The need for contrast material depends on what your doctor is looking for, the type of symptoms you may be having and other factors. You should wear comfortable, loose-fitting clothing for your CT scan. You may be given a gown to wear during the procedure. The best thing to wear, most of the time, is a jogging suit or sweats if you're going to have anything below your head scanned. CT scan preparation is casual so a jogging suit with out zippers or sweat suits can sometimes be worn during the scan and you may not have to change into a gown. It depends on the rules of the place where you go to have your CT scan.

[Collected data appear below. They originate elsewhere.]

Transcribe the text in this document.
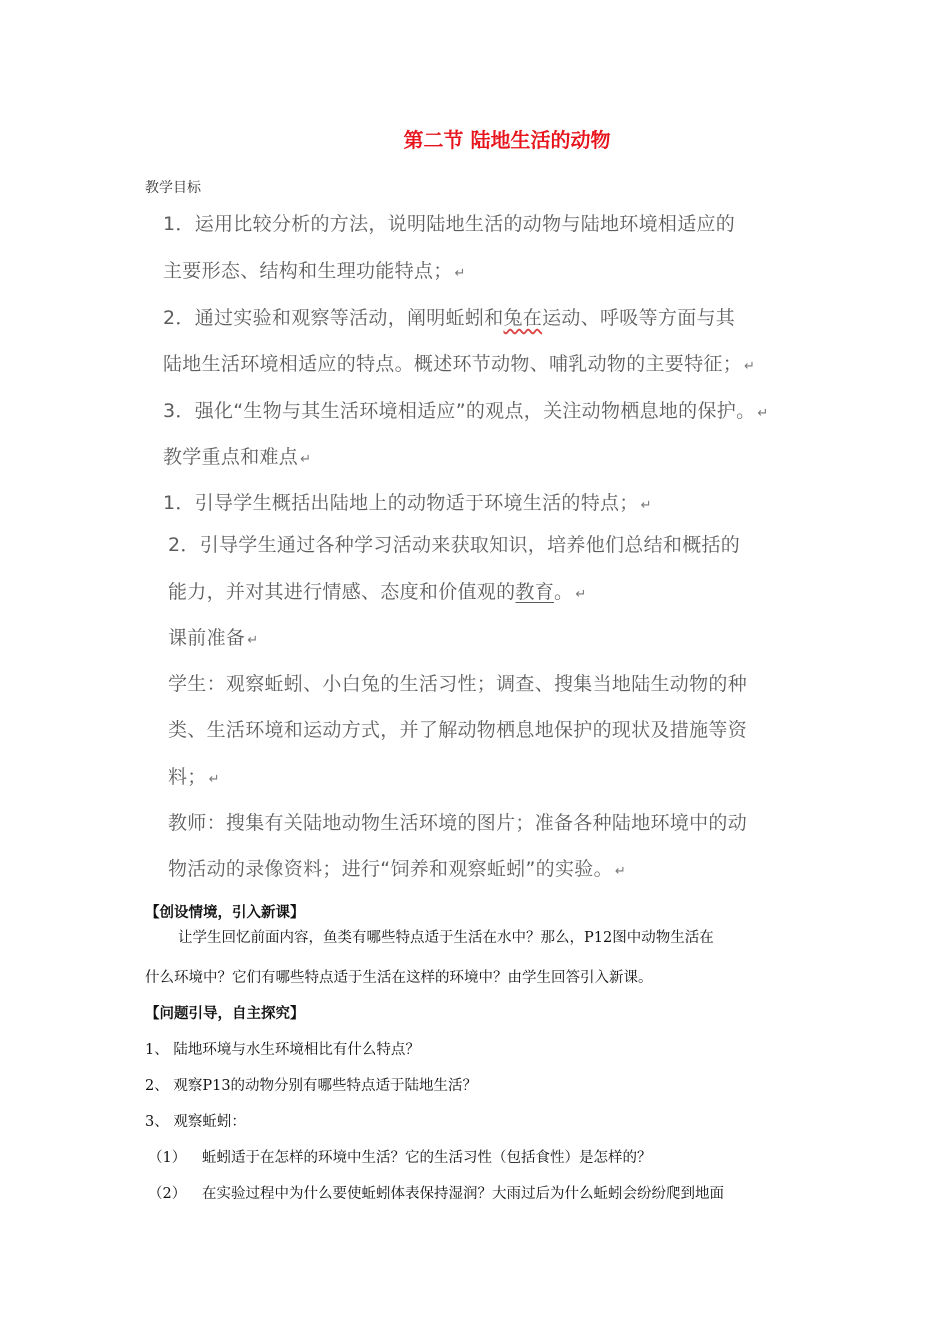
第二节 陆地生活的动物
教学目标
1．运用比较分析的方法，说明陆地生活的动物与陆地环境相适应的
主要形态、结构和生理功能特点； ↵
2．通过实验和观察等活动，阐明蚯蚓和兔在运动、呼吸等方面与其
陆地生活环境相适应的特点。概述环节动物、哺乳动物的主要特征； ↵
3．强化“生物与其生活环境相适应”的观点，关注动物栖息地的保护。 ↵
教学重点和难点 ↵
1．引导学生概括出陆地上的动物适于环境生活的特点； ↵
2．引导学生通过各种学习活动来获取知识，培养他们总结和概括的
能力，并对其进行情感、态度和价值观的教育。 ↵
课前准备 ↵
学生：观察蚯蚓、小白兔的生活习性；调查、搜集当地陆生动物的种
类、生活环境和运动方式，并了解动物栖息地保护的现状及措施等资
料； ↵
教师：搜集有关陆地动物生活环境的图片；准备各种陆地环境中的动
物活动的录像资料；进行“饲养和观察蚯蚓”的实验。 ↵
【创设情境，引入新课】
让学生回忆前面内容，鱼类有哪些特点适于生活在水中？那么，P12图中动物生活在
什么环境中？它们有哪些特点适于生活在这样的环境中？由学生回答引入新课。
【问题引导，自主探究】
1、 陆地环境与水生环境相比有什么特点？
2、 观察P13的动物分别有哪些特点适于陆地生活？
3、 观察蚯蚓：
（1） 蚯蚓适于在怎样的环境中生活？它的生活习性（包括食性）是怎样的？
（2） 在实验过程中为什么要使蚯蚓体表保持湿润？大雨过后为什么蚯蚓会纷纷爬到地面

For better CT scan preparation, it's best not to wear jewelry on the body part being scanned. For example, if your brain is being scanned, you shouldn't wear ear rings, hearing aids or nose piercings but rings on your fingers are ok to wear because they're not on the body part that's being scanned. Tongue piercings will have to be removed if your face or sinuses are being scanned. When the ct scan x-ray beam comes in contact with thick jewelry, it causes the x-ray beam to spray out or splash out like water landing on a hard flat rock. The result ruins the images causing white streaks called "streak artifact". It also happens when the x-ray beam hits any fillings you may have in your teeth, but there's nothing that can be done about that.
Metal objects including jewelry, eyeglasses, dentures and hairpins may affect the CT images and should be removed prior to your exam. You may also be asked to remove hearing aids and removable dental work.
Any movement during the scan causes the images to be blurry. It's important that you hold very still while the scanner takes the images.
You may be asked not to eat or drink anything for several hours beforehand, especially if a contrast material will be used in your exam. You should inform your physician of any medications you are taking and if you have any allergies, especially to contrast materials.
Some institutions may have a CT Technologist available to speak with you if you have technical questions, or preparation questions but in most cases, the CT Technologists spend all their time preparing and scanning and aren't able to talk on the phone. Information must come from your physician ordering the test or his office staff.
Women should always inform their physician or technologist if there is any possibility that they are pregnant.